I kept running across EWTN Live while watching TV last week. It featured Fr. Thomas Dubay as the guest talking about a new series he filmed called "Deep Conversion/Deep Prayer." During his conversation with Fr. Pacwa, they discussed, in response to audience questions, the difference between emotions and will in reference to sin.
In summary, a felt emotion is not a sin. A willed dwelling on it can become sin, as well as the acting-out of the emotion. So, I can feel impatient, and snap at someone. Sin. I can feel impatient, and think murderous thoughts about the person, reviewing the "shoulda woulda coulda's" of how I think the conversation should have gone. Sin. Or I can feel impatient and set it aside or offer it up or blow it off. No sin.
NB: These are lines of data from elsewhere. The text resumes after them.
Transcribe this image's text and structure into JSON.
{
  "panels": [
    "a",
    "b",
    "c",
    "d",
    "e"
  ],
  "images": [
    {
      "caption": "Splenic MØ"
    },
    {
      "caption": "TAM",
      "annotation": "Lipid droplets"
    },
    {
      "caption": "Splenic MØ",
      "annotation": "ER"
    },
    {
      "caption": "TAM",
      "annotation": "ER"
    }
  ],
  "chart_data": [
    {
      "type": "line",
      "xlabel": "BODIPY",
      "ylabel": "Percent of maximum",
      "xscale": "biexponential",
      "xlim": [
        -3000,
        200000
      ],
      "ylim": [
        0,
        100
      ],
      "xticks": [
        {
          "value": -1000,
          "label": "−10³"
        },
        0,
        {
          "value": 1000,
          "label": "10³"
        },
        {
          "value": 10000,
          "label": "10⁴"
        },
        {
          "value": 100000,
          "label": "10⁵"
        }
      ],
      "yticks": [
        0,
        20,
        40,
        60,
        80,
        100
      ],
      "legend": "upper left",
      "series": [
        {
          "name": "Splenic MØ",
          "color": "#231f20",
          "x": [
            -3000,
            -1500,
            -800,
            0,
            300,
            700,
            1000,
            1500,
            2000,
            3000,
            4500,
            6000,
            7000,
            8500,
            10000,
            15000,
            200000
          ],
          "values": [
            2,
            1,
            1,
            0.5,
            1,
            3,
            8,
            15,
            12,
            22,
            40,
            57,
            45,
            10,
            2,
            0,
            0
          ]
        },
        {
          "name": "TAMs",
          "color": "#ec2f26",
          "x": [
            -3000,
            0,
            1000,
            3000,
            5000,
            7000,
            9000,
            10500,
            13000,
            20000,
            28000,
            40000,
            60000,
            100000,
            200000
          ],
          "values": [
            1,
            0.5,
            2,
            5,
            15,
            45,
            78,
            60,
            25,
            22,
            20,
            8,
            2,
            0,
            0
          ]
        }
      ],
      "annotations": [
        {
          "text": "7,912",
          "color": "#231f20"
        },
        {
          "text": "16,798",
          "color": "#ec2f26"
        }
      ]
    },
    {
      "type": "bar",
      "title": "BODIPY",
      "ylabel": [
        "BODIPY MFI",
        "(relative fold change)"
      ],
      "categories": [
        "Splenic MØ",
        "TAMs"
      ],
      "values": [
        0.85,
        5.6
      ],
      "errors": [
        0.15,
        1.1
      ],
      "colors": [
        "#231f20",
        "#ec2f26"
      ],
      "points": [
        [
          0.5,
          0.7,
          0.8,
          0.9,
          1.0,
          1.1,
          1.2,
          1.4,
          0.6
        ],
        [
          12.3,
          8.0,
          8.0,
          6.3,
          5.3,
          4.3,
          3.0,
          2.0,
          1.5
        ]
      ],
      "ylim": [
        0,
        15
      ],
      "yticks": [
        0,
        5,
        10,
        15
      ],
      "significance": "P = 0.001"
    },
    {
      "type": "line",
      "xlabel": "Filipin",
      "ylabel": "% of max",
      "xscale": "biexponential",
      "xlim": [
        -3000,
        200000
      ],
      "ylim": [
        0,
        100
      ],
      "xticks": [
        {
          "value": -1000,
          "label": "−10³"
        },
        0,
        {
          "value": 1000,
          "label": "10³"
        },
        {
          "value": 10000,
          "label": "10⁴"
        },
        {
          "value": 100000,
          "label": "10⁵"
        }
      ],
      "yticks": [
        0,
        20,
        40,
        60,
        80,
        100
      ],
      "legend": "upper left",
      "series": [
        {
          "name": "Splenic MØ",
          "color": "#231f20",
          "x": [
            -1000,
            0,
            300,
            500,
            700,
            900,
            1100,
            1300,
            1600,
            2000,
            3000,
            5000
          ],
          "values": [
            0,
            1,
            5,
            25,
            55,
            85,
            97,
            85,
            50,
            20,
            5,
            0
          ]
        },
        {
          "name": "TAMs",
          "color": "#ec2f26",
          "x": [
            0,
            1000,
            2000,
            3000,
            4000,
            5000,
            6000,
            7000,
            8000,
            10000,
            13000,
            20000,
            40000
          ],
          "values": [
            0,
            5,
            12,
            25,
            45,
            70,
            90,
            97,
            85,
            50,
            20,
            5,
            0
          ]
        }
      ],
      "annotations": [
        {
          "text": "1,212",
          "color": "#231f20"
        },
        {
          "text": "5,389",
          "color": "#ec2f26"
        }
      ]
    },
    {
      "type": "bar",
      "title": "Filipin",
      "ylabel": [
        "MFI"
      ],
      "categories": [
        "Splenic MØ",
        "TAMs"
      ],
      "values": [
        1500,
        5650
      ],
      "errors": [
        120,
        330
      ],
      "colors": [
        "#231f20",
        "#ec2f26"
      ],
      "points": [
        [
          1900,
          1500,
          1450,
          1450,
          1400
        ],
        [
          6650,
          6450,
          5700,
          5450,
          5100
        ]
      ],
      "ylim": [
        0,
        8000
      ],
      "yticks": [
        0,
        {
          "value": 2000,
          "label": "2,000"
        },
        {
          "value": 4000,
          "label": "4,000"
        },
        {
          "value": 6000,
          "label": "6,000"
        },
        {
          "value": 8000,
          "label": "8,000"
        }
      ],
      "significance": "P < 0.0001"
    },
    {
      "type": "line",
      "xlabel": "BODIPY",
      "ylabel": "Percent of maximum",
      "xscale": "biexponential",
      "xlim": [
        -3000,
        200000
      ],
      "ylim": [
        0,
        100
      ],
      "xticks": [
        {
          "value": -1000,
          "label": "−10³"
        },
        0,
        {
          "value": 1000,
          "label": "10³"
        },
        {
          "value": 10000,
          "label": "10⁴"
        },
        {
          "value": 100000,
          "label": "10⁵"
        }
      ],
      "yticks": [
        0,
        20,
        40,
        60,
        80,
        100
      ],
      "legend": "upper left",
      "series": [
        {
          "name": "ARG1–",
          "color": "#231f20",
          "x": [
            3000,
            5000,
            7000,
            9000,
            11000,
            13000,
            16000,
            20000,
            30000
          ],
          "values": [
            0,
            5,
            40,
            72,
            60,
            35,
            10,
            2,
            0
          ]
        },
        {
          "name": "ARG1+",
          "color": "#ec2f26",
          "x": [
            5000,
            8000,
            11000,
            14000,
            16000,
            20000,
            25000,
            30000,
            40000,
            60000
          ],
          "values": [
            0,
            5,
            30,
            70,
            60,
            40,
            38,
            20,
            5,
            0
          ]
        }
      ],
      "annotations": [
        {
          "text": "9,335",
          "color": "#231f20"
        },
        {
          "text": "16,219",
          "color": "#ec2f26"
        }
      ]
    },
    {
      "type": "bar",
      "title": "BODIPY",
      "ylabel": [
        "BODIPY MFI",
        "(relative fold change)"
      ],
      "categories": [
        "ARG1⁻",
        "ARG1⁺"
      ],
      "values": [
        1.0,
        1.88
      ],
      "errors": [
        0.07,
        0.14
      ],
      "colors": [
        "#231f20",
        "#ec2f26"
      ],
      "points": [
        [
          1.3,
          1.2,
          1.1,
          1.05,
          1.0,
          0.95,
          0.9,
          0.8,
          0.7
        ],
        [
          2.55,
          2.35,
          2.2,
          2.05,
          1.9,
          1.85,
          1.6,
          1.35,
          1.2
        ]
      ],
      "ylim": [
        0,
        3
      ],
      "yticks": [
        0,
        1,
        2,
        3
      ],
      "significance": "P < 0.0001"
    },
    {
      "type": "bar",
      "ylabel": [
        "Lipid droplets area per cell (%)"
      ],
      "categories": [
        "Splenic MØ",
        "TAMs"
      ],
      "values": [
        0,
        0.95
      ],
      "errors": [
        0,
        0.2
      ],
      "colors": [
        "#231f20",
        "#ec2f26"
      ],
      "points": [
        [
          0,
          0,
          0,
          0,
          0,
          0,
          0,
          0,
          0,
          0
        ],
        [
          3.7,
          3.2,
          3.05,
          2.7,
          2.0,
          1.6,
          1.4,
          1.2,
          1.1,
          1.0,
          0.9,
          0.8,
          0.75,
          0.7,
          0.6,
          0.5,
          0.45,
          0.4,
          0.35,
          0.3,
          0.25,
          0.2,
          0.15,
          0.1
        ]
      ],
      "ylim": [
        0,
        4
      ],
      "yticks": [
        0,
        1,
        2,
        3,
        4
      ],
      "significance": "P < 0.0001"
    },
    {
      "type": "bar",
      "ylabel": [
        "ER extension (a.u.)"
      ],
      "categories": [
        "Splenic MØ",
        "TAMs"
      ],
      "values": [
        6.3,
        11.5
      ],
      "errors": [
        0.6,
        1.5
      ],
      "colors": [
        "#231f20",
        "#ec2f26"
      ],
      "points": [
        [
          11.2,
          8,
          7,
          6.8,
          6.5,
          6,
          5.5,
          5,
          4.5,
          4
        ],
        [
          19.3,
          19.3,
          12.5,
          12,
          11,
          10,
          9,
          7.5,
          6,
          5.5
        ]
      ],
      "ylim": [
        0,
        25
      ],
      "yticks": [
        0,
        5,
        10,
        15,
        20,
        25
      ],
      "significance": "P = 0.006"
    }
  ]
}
I realized a mistake I've been making lately. While I'm at least mature enough not to ask God to make the other person not so thoroughly irritating (!), I have not asked God for help to recognize the emotion and deal with it internally, instantly and in charity. Instead, I have been asking Him to make me not impatient. It's as though I feel unable to control the progression of emotion-to-will-to-action.
Better it would be if I would recognize that I will be impatient, and to see it, smile at it (internally, or I'd be smiling like a loon all day) and set it aside in gratitude for the Peace that passeth all understanding.
How do you short-circuit that path in yourself?